Pretoria – Deputy President Cyril Ramaphosa congratulated the government and people of South Sudan on their sixth independence anniversary on Sunday, saying the nation needs to reflect on unity and their vision for a peaceful future.
The world’s youngest nation got her independence in July 2011, but civil conflict broke out in December 2013 when President Salva Kiir accused his former deputy, Riek Machar, of plotting a coup.
The war since then has been characterised by ethnic fighting, sexual violence and extreme brutality with civilians the primary victims.
Due to the instability, the country skipped this year’s festivities to mark the anniversary due to lack of funds and the ongoing civil conflict in the country.
Deputy President Ramaphosa said South Sudan’s national day presented an opportunity to the country’s leadership and citizens to reflect on the unity and vision for a peaceful and prosperous South Sudan that led to the achievement of independence six years ago.
He was appointed by President Jacob Zuma as a Special Envoy to South Sudan to assist in the reunification of the Sudan People’s Liberation Movement and bring to an end conflict.
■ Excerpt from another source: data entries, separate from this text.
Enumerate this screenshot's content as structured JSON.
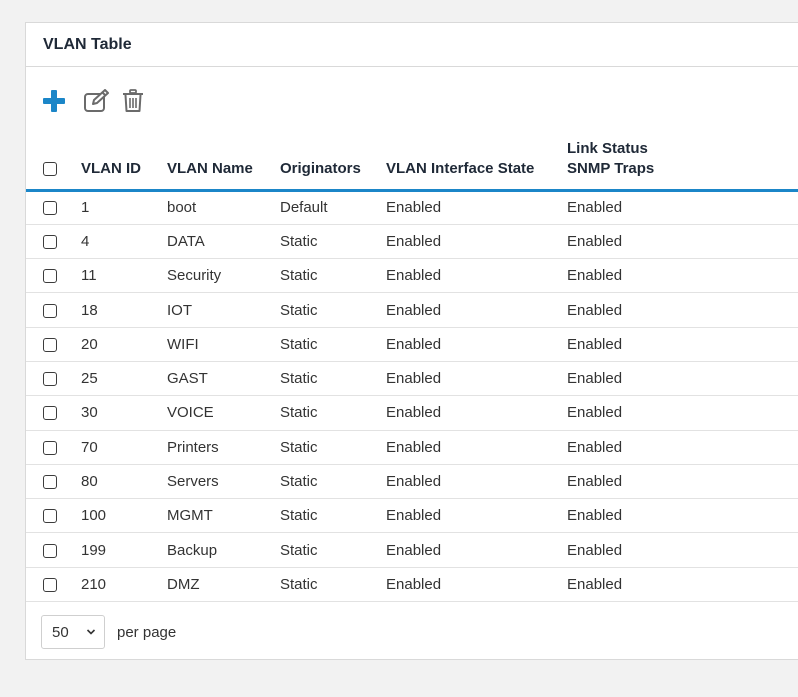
{
  "panel": {
    "title": "VLAN Table"
  },
  "toolbar": {
    "icons": [
      "add-icon",
      "edit-icon",
      "delete-icon"
    ],
    "add_color": "#1b86c8",
    "icon_color": "#6b6b6b"
  },
  "table": {
    "headers": {
      "vlan_id": "VLAN ID",
      "vlan_name": "VLAN Name",
      "originators": "Originators",
      "interface_state": "VLAN Interface State",
      "link_status_line1": "Link Status",
      "link_status_line2": "SNMP Traps"
    },
    "accent_color": "#1b86c8",
    "rows": [
      {
        "id": "1",
        "name": "boot",
        "originator": "Default",
        "state": "Enabled",
        "link": "Enabled"
      },
      {
        "id": "4",
        "name": "DATA",
        "originator": "Static",
        "state": "Enabled",
        "link": "Enabled"
      },
      {
        "id": "11",
        "name": "Security",
        "originator": "Static",
        "state": "Enabled",
        "link": "Enabled"
      },
      {
        "id": "18",
        "name": "IOT",
        "originator": "Static",
        "state": "Enabled",
        "link": "Enabled"
      },
      {
        "id": "20",
        "name": "WIFI",
        "originator": "Static",
        "state": "Enabled",
        "link": "Enabled"
      },
      {
        "id": "25",
        "name": "GAST",
        "originator": "Static",
        "state": "Enabled",
        "link": "Enabled"
      },
      {
        "id": "30",
        "name": "VOICE",
        "originator": "Static",
        "state": "Enabled",
        "link": "Enabled"
      },
      {
        "id": "70",
        "name": "Printers",
        "originator": "Static",
        "state": "Enabled",
        "link": "Enabled"
      },
      {
        "id": "80",
        "name": "Servers",
        "originator": "Static",
        "state": "Enabled",
        "link": "Enabled"
      },
      {
        "id": "100",
        "name": "MGMT",
        "originator": "Static",
        "state": "Enabled",
        "link": "Enabled"
      },
      {
        "id": "199",
        "name": "Backup",
        "originator": "Static",
        "state": "Enabled",
        "link": "Enabled"
      },
      {
        "id": "210",
        "name": "DMZ",
        "originator": "Static",
        "state": "Enabled",
        "link": "Enabled"
      }
    ]
  },
  "pagination": {
    "per_page_value": "50",
    "per_page_label": "per page"
  }
}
“Deputy President Ramaphosa has commended President Kiir and the people of South Sudan on the launch of the National Dialogue which is aimed at uniting and reconciling the people of South Sudan following the devastating conflict they have experienced and continue to go through,” the Presidency said on Sunday.
Deputy President Ramaphosa appreciated the strategic intention of the National Dialogue Steering Committee, which met in Johannesburg on 1 July, to ensure the inclusivity of the dialogue.
He assured the committee members of South Africa’s support by sharing experiences from South Africa’s Truth and Reconciliation Commission.
Deputy President expressed the wish that the national dialogue would yield positive outcomes.
A total of 4 million people have been forced to flee their homes, while 6 million which is half of the country’s population, do not have food to eat.
UNICEF has noted that 2.2 million children out of school in South Sudan. In addition, one-third of all schools are believed to have been attacked by armed groups.
An estimated 1.1 million children in the country are also acutely malnourished, lack clean water, which has led to the ongoing outbreak of cholera – the longest and most widespread in the country’s history – with 10 000 cases reported, the majority children.